Finn soulève l’hypothèse que Wonder Woman était destinée à plus qu’une propagande épisodique comparativement à sa contemporaine à la chemise bleue qui, comme les femmes ayant travaillé dans les usines d’armements, sont retournées à leur rôle traditionnel au foyer. Selon l’auteure, le fait que DC Comics ait mentionné dans son communiqué de presse que la bande dessinée Wonder Woman était destinée aux enfants, qui ne participent pas directement à l’effort de guerre, est un indice qu’on voulait la faire traverser les époques, qu’elle se collerait davantage au féminisme qu’au patriotisme. La réécriture du costume chez la Wonder Woman de Patty Jenkins en 2017 entre ici en cohérence avec l’hypothèse de Finn. Le patriotisme est complètement revisité dans le design du costume. Les couleurs de base, le rouge, le bleu et le doré, sont encore présentes, mais beaucoup moins éclatantes que dans la bande dessinée originale, ce qui éloigne déjà les ressemblances avec le drapeau américain.
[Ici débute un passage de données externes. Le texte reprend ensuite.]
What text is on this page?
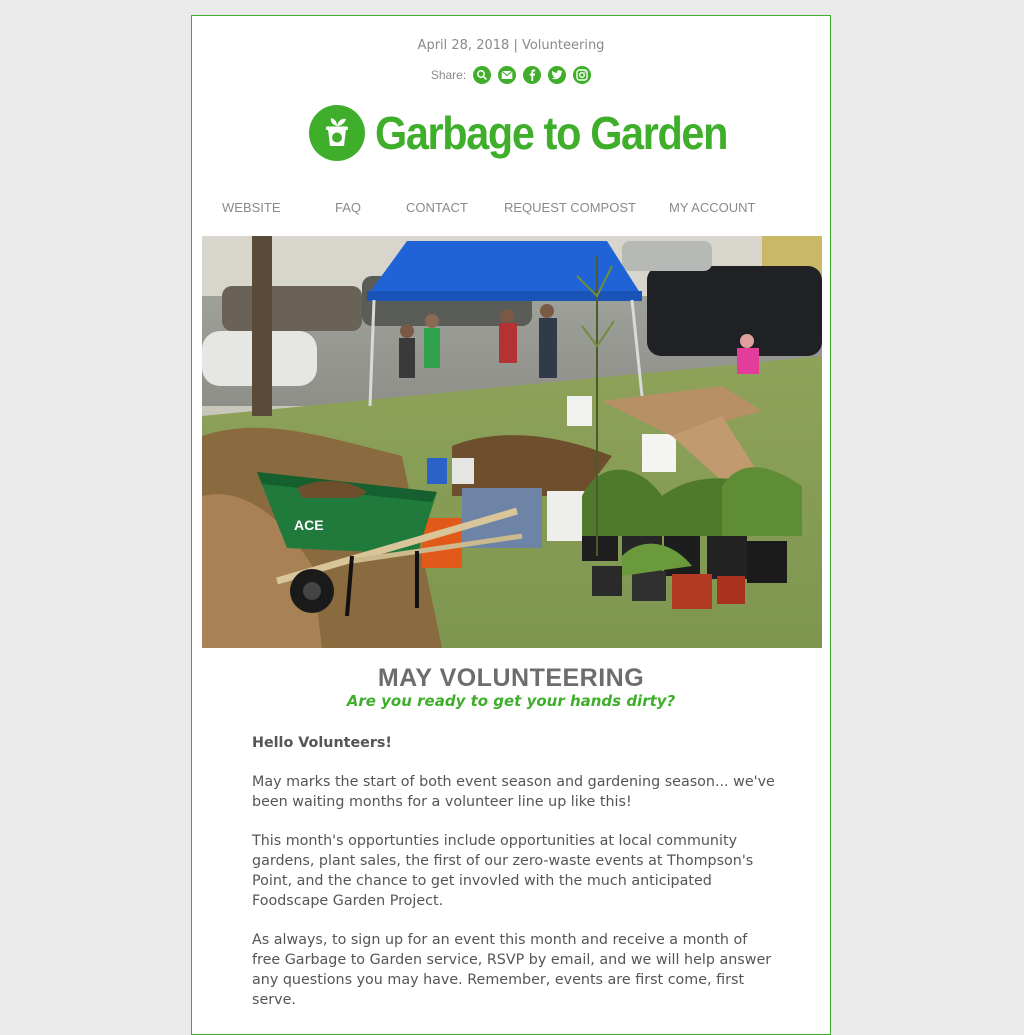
April 28, 2018 | Volunteering
Share:
Garbage to Garden
WEBSITE	FAQ	CONTACT	REQUEST COMPOST	MY ACCOUNT
ACE
MAY VOLUNTEERING
Are you ready to get your hands dirty?

Hello Volunteers!

May marks the start of both event season and gardening season... we've been waiting months for a volunteer line up like this!

This month's opportunties include opportunities at local community gardens, plant sales, the first of our zero-waste events at Thompson's Point, and the chance to get invovled with the much anticipated Foodscape Garden Project.

As always, to sign up for an event this month and receive a month of free Garbage to Garden service, RSVP by email, and we will help answer any questions you may have. Remember, events are first come, first serve.
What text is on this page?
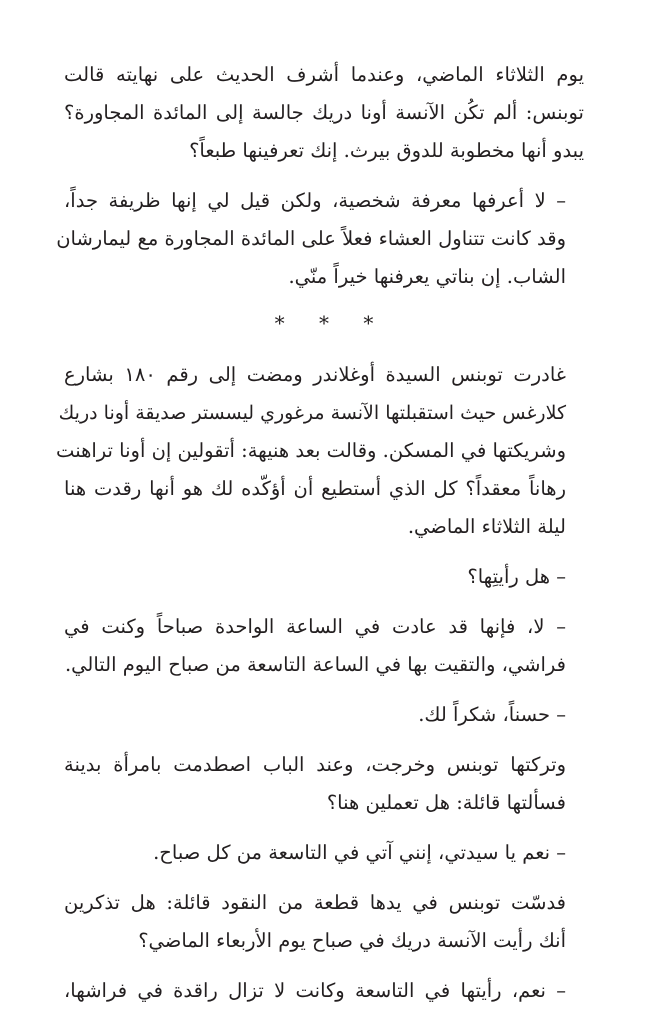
يوم الثلاثاء الماضي، وعندما أشرف الحديث على نهايته قالت
توبنس: ألم تكُن الآنسة أونا دريك جالسة إلى المائدة المجاورة؟
يبدو أنها مخطوبة للدوق بيرث. إنك تعرفينها طبعاً؟

– لا أعرفها معرفة شخصية، ولكن قيل لي إنها ظريفة جداً،
وقد كانت تتناول العشاء فعلاً على المائدة المجاورة مع ليمارشان
الشاب. إن بناتي يعرفنها خيراً منّي.

* * *

غادرت توبنس السيدة أوغلاندر ومضت إلى رقم ١٨٠ بشارع
كلارغس حيث استقبلتها الآنسة مرغوري ليسستر صديقة أونا دريك
وشريكتها في المسكن. وقالت بعد هنيهة: أتقولين إن أونا تراهنت
رهاناً معقداً؟ كل الذي أستطيع أن أؤكّده لك هو أنها رقدت هنا
ليلة الثلاثاء الماضي.

– هل رأيتِها؟

– لا، فإنها قد عادت في الساعة الواحدة صباحاً وكنت في
فراشي، والتقيت بها في الساعة التاسعة من صباح اليوم التالي.

– حسناً، شكراً لك.

وتركتها توبنس وخرجت، وعند الباب اصطدمت بامرأة بدينة
فسألتها قائلة: هل تعملين هنا؟

– نعم يا سيدتي، إنني آتي في التاسعة من كل صباح.

فدسّت توبنس في يدها قطعة من النقود قائلة: هل تذكرين
أنك رأيت الآنسة دريك في صباح يوم الأربعاء الماضي؟

– نعم، رأيتها في التاسعة وكانت لا تزال راقدة في فراشها،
La robe, qui s’est transformée en combinaison puis en armure au cours des décennies, a été dépouillée de ses étoiles tout comme les bracelets et la tiare. Il y a encore une fois une volonté de s’éloigner du drapeau américain. Le tout est remplacé par une robe armure d’inspiration gréco-romaine. L’aigle américain qui ornait un décolleté timide pendant les premières décennies d’existence de Wonder Woman est remplacé par une décoration plutôt neutre. Le costume a donc perdu ses symboles évidents des États-Unis. Sans affirmer que le patriotisme est absent du film, les changements de design nous indiquent que le costume est plus de l’ordre d’une armure de soldat grec. La seconde partie de l’analyse montre qu’il y a bien des convergences vers «  l’agenda féministe de Marston  », tel que décrit par Finn dans son essai.

 

De Superhéros à guerrière 


Cette déviation des signes patriotiques américains laisse donc place à une réécriture du personnage. En 2017, le costume n’est plus de l’ordre du superhéros, mais plutôt du guerrier, teinté de la mythologie et des designs de la Grèce antique. (c.f Figure 2)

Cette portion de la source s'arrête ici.